Antes de ser expulsado de su propio piso, el señor Botín ha salido al balcón a darles las gracias a las personas que se han concentrado para defenderlo, a él y a su familia, de la avaricia sin límites del banco y los banqueros y ha aprovechado para decir, con la voz temblorosa por la emoción, que ni él ni los suyos son morosos sino pobres, que es muy diferente. En el piso de Emilio han vivido hasta hoy seis personas: además del propio Emilio y de su mujer, Paloma, estaban su hijo Javier, que está divorciado, y lleva más de tres años sin empleo, buscando sin encontrar; su hija Ana, viuda, con sus dos hijos, un chico que cursa Bachillerato y una chica que, a pesar de ser licenciada en Empresariales y hablar inglés con fluidez, está en paro. En el hogar de los Botín no entra más sueldo que la pensión del abuelo, seiscientos euros, pero ellos se las apañan como pueden. Milagros de la economía doméstica.
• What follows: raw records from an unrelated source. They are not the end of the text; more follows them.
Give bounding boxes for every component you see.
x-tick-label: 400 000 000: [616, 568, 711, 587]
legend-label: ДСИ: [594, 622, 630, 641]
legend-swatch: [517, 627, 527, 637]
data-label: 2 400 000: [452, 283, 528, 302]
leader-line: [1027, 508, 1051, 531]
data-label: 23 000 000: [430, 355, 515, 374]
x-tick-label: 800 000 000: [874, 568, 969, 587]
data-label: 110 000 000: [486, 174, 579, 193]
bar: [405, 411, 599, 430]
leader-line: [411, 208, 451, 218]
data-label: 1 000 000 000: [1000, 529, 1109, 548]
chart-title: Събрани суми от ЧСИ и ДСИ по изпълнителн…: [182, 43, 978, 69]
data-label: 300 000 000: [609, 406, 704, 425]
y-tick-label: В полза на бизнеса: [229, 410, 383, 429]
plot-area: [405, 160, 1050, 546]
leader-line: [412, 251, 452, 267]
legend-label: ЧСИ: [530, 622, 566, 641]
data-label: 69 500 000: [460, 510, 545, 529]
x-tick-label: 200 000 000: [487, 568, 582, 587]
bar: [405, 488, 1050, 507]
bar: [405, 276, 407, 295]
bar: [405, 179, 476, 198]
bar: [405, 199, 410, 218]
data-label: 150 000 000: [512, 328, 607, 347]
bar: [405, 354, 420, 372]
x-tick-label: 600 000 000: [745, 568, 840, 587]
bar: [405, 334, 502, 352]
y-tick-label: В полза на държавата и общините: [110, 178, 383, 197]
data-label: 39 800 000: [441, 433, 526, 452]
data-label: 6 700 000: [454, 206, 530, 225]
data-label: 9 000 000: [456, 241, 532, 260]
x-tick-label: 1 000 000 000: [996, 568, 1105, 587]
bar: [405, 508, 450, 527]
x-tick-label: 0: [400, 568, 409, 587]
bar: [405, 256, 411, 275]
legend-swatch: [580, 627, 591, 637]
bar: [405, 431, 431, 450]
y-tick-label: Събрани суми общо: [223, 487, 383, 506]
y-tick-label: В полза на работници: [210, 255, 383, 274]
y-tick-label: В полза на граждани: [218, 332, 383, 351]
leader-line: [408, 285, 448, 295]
En la acera, sentado en el sofá que una vez fue nuevo pero que ahora está desvencijado y sucio, Emilio continúa llorando. Y ahora también ha empezado a llorar Paloma. Sentada junto a su marido, a la mujer se le parte el corazón al verlo llorar amargamente delante de tanta gente, de tantos periodistas y cámaras de televisión. Su marido, que siempre ha sido un hombre íntegro para quien lo más importante de todo era mantener intacta su dignidad. Y ahora, ahí lo tienes, llorando a moco tendido delante de toda España: viejo, moribundo y desahuciado. Llorando como una pobre plañidera. Su pobre Emilio, con el que no había podido jamás nadie. Junto a Emilio y Paloma también están sus seis hijos: Ana, Carmen, Emilio, Carolina, Paloma y Javier. También los nietos de Emilio y Paloma andan por aquí.
A pesar de que el abogado de la familia ha intentado aplazar cuanto ha podido el desenlace final, no ha habido manera legal de detener lo inevitable. Se interpuso una querella por estafa y apropiación indebida, pero fue desestimada por el Juzgado. Se subastó el piso y el mismo Banco de Santander lo compró por la mitad de su precio real. Un negocio redondo para el banco.
Una portavoz de la Plataforma de los Afectados por la Hipoteca, una chica de aspecto nervioso que no aparenta tener más de 20 años, ha manifestado al grupo de periodistas que cubría el desalojo: “En el reino del Borbón, a los jubilados se les quita su casa, pero los banqueros y los políticos disfrutan de todos sus privilegios, de sus sueldos galácticos, de sus coches oficiales, de sus mangoneos, de sus ropas carísimas y de los restaurantes de lujo. Si los trincan robando, no pasa nada, porque luego los absuelve un jurado popular. Mientras tanto, un montón de gente carece de lo básico: comida diaria y un techo digno bajo el que cobijarse. Esto es lo que hay: los ricos, cada día más ricos, y los pobres, cada día más pobres. Y a joderse.” Todo esto ha dicho la portavoz, nerviosa por la falta de costumbre de hablar ante tantos micrófonos y cámaras de televisión, mientras el pobre Emilio Botín García, de 77 años de edad, enfermo, triste, con el alma mutilada, llora desconsolado porque después de toda una vida trabajando, se ha quedado en la puta calle. Y con él, su mujer, dos de sus hijos, y dos de sus nietos.
(Nota: este relato es completamente ficticio, y está basado en los versos introductorios de Nacho Vegas. Cualquier parecido con la realidad es pura coincidencia.)